Puesto en esta perspectiva, la crisis terminal del PS y de forma menos estridente pero igualmente definitiva por parte de la DC, representa una crisis severa para el orden capitalista que al develarse pone a la luz episodios como el de las inversiones, manejos turbios de fondos para financiar campañas, delitos tributarios, etc., todos consustanciales al orden necesario para sustentar la transición democrática para perpetuar el régimen pinochetista sin Pinochet. La quiebra política, la deslegitimación del régimen de las AFP, de los bancos, de la gran minería privada y de los grupos económicos, arrastró en su caída a sus defensores. A vía ilustrativa, en su infinita simpleza, MEO explicó que le pidió plata a Ponce Lerou, porque así se hacía política en esos momentos. Tal cual.

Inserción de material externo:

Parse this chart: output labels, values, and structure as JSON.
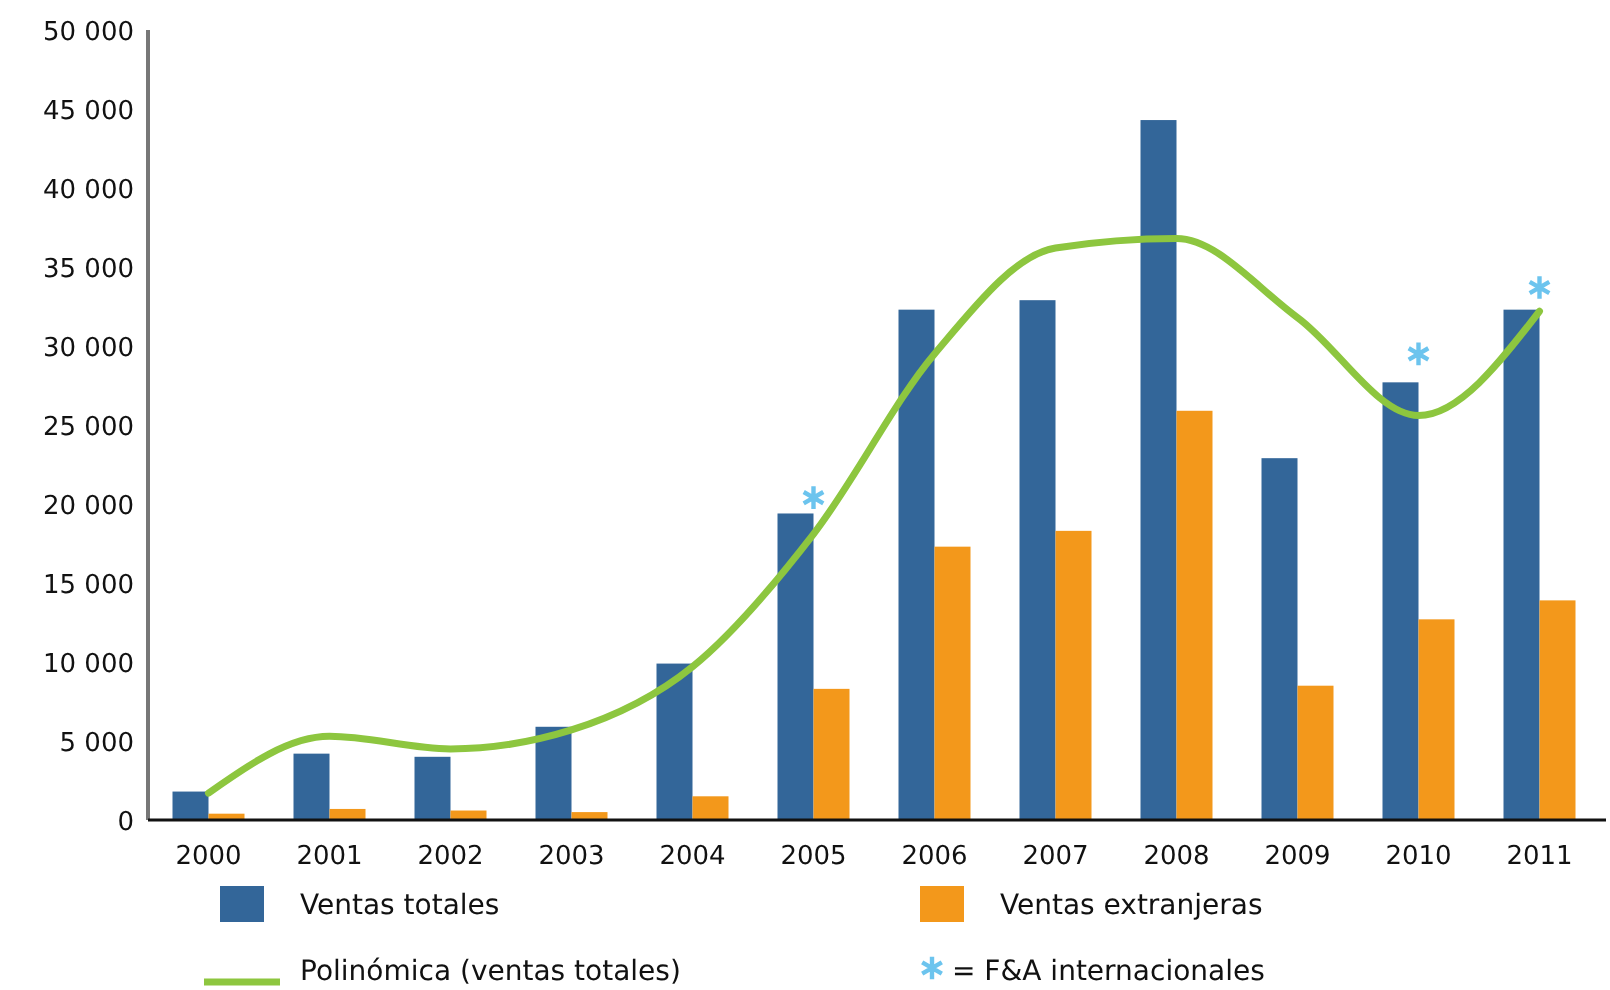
{
  "chart_data": {
    "type": "bar",
    "categories": [
      "2000",
      "2001",
      "2002",
      "2003",
      "2004",
      "2005",
      "2006",
      "2007",
      "2008",
      "2009",
      "2010",
      "2011"
    ],
    "series": [
      {
        "name": "Ventas totales",
        "color": "#336699",
        "values": [
          1800,
          4200,
          4000,
          5900,
          9900,
          19400,
          32300,
          32900,
          44300,
          22900,
          27700,
          32300
        ]
      },
      {
        "name": "Ventas extranjeras",
        "color": "#f3981b",
        "values": [
          400,
          700,
          600,
          500,
          1500,
          8300,
          17300,
          18300,
          25900,
          8500,
          12700,
          13900
        ]
      },
      {
        "name": "Polinómica (ventas totales)",
        "type": "line",
        "color": "#8dc63f",
        "line_style": "solid",
        "marker": "none",
        "values": [
          1700,
          5300,
          4500,
          5700,
          9700,
          18100,
          29500,
          36200,
          36800,
          31800,
          25600,
          32200
        ]
      },
      {
        "name": "= F&A internacionales",
        "type": "scatter",
        "marker": "cross",
        "color": "#6cc4ee",
        "values": [
          null,
          null,
          null,
          null,
          null,
          20400,
          null,
          null,
          null,
          null,
          29500,
          33700
        ]
      }
    ],
    "ylim": [
      0,
      50000
    ],
    "yticks": [
      {
        "value": 0,
        "label": "0"
      },
      {
        "value": 5000,
        "label": "5 000"
      },
      {
        "value": 10000,
        "label": "10 000"
      },
      {
        "value": 15000,
        "label": "15 000"
      },
      {
        "value": 20000,
        "label": "20 000"
      },
      {
        "value": 25000,
        "label": "25 000"
      },
      {
        "value": 30000,
        "label": "30 000"
      },
      {
        "value": 35000,
        "label": "35 000"
      },
      {
        "value": 40000,
        "label": "40 000"
      },
      {
        "value": 45000,
        "label": "45 000"
      },
      {
        "value": 50000,
        "label": "50 000"
      }
    ],
    "grid": false,
    "legend": "bottom"
  }
}
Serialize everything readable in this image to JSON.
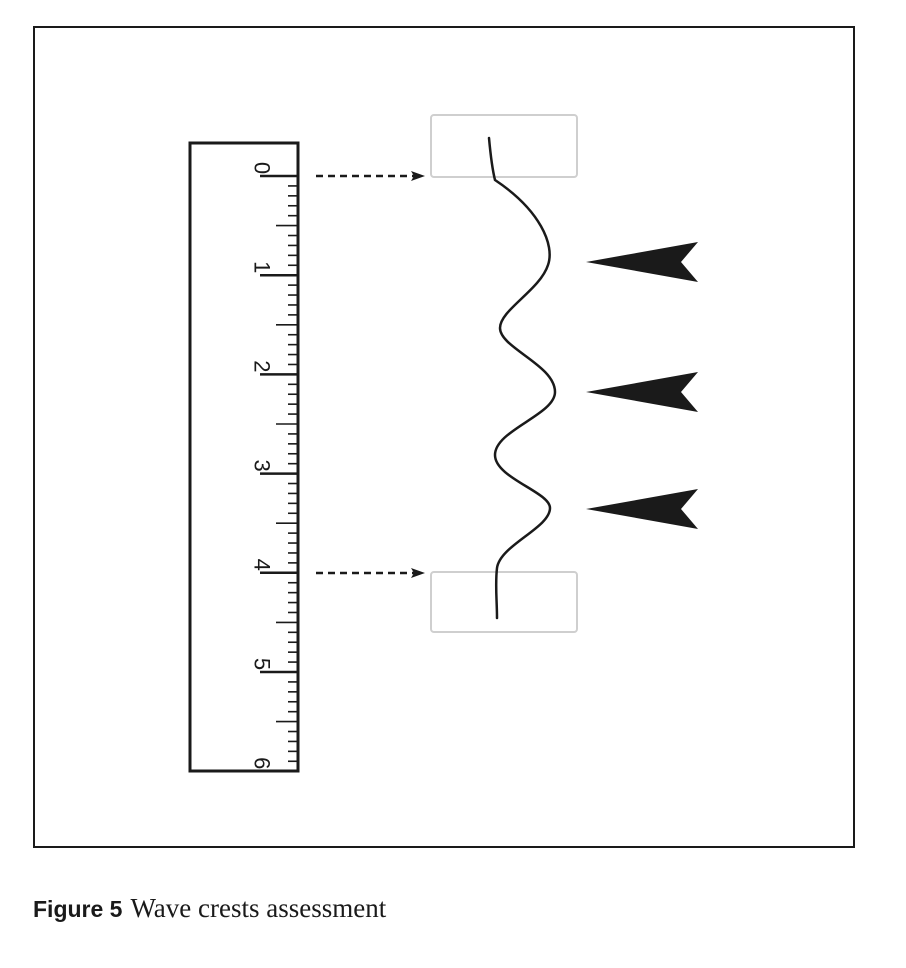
{
  "ruler": {
    "labels": [
      "0",
      "1",
      "2",
      "3",
      "4",
      "5",
      "6"
    ]
  },
  "caption": {
    "label": "Figure 5",
    "text": "Wave crests assessment"
  },
  "colors": {
    "ink": "#1a1a1a",
    "clamp_border": "#cfcfcf"
  }
}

Frente a estos hechos la militancia socialista, los honestos militantes que aún integran esa organización porque la consideran un partido de los trabajadores, enfrentan el desafío de la ruptura, de la ruptura para preservar aquello que en algún momento los agrupó como revolucionarios. O expulsan a la camarilla burocrática que controla al partido –tarea de pronóstico reservado- o rompen organizadamente y construyen un nuevo partido, un partido de la revolución socialista. Ambas perspectivas suponen una lucha de largo aliento y logrará verificarse en la medida que encaucen su lucha con las del conjunto de los trabajadores y explotados.
En esta tarea es imprescindible asentar una clara consideración política: la quiebra del PS es una expresión particularizada de la quiebra mundial de la socialdemocracia, corriente que luego de décadas de articular las políticas del imperialismo cede ante la incapacidad de dar respuestas, ante la creciente polarización política que genera la descomposición del orden burgués. Terminada la larguísima siesta de la post guerra, de los acuerdos de Yalta y Postdam, restaurado el capitalismo en los países de la órbita soviética y en China, derrumbado el stalinismo, la socialdemocracia era el último baluarte del viejo orden que se viene abajo.
La crisis del PS es, por lo mismo, el resultado de la impotencia de la socialdemocracia chilena. La burguesía, la “derecha”, tratará de sacar cuentas alegres y significar esta crisis como el fin del proyecto revolucionario socialista. De alguna forma, Elizalde y cía confluyen en esa idea, por eso –como los dinosaurios- van a desaparecer. Es muy probable que en las elecciones que vienen ese proceso se acentúe y junto a la DC, tiendan a extinguirse institucionalmente. Así ocurrió en los 50 con los radicales y antes en los 20 con liberales y conservadores. Vivimos un término de ciclo y esta crisis abre los espacios para que los explotados construyan sus propias organizaciones revolucionarias, aquellas construidas al calor de la lucha de clases con una perspectiva de poder.
Los socialistas revolucionarios en Chile encarnan una gloriosa tradición. Enarbolar la bandera de la revolución proletaria es programa suficiente para resolver los grandes problemas nacionales, la miseria, la explotación, las libertades democráticas. Materializar tal perspectiva supone a los trabajadores construir su propio partido, un partido financiado por los propios trabajadores, un partido cuya independencia de la burguesía le permita desafiar su institucionalidad y proyectarse hacia tareas insurreccionales. Un partido con la capacidad de intervenir en las elecciones y de adoptar todas las medidas conducentes al poder, a la expropiación de la burguesía, a la ruptura con el imperialismo y a la instauración de un nuevo orden social.
Estas tareas, estas gigantescas tareas, dan cuerpo al ideario revolucionario socialista y deben integrarse al debate que sacude al conjunto de la izquierda.